Yeah, U.S. Army Corps of Engineers, What'd a Tree Near a Levee Ever Do To You?
One week ago today, city officials were cautioning the council not to worry -- Dallas ain't about to spend $3 million to reduce 2,800 trees along the Trinity River to firewood just because the U.S. Army Corps of Engineers says so. But this isn't just a Dallas issue: Friend of the show Bethany Anderson directs our attention this morning to this Associated Press nationwide survey of levee projects that counts a grand total of 100,000 trees to get the chainsaw adios per Corps orders to "chop down every tree in the country that grows within 15 feet of a levee." Some have already been given the ax; no one knows how many for sure.

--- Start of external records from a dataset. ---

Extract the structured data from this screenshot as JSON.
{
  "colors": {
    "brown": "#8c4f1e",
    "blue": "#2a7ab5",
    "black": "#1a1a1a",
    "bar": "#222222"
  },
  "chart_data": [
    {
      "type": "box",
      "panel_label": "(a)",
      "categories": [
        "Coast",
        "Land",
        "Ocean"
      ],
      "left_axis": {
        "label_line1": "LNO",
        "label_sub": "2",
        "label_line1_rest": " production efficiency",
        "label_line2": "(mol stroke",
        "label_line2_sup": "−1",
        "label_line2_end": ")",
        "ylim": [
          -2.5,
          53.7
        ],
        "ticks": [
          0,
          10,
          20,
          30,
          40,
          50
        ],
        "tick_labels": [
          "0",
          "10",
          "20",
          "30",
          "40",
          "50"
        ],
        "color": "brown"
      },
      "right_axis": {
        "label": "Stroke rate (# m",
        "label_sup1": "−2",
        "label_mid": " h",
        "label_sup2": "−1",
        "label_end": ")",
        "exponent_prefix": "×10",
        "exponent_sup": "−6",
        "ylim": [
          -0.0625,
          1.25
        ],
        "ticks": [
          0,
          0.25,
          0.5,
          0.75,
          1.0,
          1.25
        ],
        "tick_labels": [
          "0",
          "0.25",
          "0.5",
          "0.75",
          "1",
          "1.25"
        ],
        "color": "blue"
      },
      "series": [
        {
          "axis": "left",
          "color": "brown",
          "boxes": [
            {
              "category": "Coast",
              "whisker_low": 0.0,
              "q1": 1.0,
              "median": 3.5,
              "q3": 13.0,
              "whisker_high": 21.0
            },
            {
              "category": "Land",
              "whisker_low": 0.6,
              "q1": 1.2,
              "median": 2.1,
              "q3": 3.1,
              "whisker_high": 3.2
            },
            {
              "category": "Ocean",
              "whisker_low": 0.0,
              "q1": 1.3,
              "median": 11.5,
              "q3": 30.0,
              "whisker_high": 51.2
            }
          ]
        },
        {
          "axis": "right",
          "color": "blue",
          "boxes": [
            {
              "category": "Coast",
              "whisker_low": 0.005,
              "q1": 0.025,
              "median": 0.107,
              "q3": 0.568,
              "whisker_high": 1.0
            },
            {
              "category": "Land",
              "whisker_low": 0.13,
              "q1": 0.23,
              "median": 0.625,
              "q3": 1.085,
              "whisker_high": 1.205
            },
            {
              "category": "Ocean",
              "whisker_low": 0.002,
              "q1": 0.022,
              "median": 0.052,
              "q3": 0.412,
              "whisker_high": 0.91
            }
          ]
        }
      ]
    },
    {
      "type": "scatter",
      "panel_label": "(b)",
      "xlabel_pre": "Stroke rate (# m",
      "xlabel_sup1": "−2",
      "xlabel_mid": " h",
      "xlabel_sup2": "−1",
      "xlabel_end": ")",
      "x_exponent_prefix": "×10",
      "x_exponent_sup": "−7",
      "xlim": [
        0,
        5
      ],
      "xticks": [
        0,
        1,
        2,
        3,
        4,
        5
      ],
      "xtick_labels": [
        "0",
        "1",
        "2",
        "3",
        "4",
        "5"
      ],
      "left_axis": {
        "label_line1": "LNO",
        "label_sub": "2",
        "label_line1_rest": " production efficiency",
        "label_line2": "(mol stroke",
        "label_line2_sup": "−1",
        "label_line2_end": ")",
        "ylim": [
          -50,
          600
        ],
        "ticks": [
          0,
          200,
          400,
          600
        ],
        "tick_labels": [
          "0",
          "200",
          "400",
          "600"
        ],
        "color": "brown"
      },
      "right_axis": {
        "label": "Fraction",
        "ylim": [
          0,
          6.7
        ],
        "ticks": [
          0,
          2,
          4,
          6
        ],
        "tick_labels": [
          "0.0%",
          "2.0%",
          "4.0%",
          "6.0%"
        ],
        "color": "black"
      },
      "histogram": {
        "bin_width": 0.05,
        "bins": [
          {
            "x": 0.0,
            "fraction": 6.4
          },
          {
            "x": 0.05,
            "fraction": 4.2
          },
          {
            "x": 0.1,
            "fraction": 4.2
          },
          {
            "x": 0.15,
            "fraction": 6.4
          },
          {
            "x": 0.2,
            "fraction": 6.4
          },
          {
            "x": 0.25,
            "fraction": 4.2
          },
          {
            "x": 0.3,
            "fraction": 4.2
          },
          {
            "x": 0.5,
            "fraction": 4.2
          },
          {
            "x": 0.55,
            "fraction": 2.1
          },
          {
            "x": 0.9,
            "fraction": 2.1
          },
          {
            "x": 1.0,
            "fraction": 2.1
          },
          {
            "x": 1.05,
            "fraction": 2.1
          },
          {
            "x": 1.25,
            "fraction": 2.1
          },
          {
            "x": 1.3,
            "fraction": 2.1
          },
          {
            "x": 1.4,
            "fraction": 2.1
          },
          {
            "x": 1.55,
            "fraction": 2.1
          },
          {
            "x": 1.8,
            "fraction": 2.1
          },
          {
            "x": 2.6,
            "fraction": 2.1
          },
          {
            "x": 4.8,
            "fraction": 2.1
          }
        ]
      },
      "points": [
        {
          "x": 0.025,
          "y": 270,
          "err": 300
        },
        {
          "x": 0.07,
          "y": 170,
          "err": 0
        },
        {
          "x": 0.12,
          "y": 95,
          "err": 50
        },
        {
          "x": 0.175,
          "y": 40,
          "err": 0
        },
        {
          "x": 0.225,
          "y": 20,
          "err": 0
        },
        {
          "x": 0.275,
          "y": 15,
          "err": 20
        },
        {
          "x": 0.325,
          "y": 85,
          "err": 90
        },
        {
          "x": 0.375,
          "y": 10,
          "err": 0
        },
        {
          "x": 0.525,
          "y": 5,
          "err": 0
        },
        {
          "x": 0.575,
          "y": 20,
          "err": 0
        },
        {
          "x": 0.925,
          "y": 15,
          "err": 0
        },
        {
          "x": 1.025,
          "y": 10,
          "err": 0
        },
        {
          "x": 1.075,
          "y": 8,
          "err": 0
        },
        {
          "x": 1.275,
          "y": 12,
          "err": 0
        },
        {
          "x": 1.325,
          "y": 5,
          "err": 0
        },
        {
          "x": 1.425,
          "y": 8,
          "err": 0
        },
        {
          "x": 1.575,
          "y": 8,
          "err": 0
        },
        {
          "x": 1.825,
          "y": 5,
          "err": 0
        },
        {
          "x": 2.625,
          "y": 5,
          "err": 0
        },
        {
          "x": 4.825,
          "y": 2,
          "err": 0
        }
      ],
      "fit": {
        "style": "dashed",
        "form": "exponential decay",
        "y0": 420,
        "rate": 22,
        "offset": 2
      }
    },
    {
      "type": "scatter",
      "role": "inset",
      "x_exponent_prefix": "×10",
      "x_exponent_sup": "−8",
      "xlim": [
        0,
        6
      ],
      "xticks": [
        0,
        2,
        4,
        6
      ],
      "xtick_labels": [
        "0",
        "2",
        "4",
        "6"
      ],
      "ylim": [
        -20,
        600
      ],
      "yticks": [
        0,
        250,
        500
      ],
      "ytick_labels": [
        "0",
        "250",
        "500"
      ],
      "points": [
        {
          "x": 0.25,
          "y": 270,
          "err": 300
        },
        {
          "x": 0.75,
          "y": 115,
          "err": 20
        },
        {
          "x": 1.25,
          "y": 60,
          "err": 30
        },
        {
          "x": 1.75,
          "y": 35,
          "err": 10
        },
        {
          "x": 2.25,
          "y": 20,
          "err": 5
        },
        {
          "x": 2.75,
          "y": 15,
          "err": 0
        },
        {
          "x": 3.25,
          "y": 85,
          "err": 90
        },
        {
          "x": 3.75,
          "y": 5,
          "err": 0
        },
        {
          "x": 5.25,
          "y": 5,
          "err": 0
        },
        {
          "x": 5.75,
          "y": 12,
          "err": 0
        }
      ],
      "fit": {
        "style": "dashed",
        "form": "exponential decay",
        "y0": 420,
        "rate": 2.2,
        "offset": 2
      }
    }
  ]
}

The Corps has been saying for the last two years that trees near the levees weakens them: Eric Halpin, the Corps' Special Assistant for Dam and Levee Safety U.S. Army Corps of Engineers, says the agency has "this body of decades of experience that says you shouldn't have trees on your levees." To which a former Corps employee -- George Sills, ex of the Corps' Engineer Research and Development Center in Mississippi -- says, Hogwash. As in: "If trees are a problem, why aren't we having problems with them? There's never been a documented problem with a tree."
Incidentally, for those interested in the subject (cough, Schutze, cough), on May 19 the House Subcommittee on Water Resources and the Environment held a hearing titled "Recommendation of the National Committee on Levee Safety," at which Halpin testified. No Dallas reps were present, but there was one from Houston.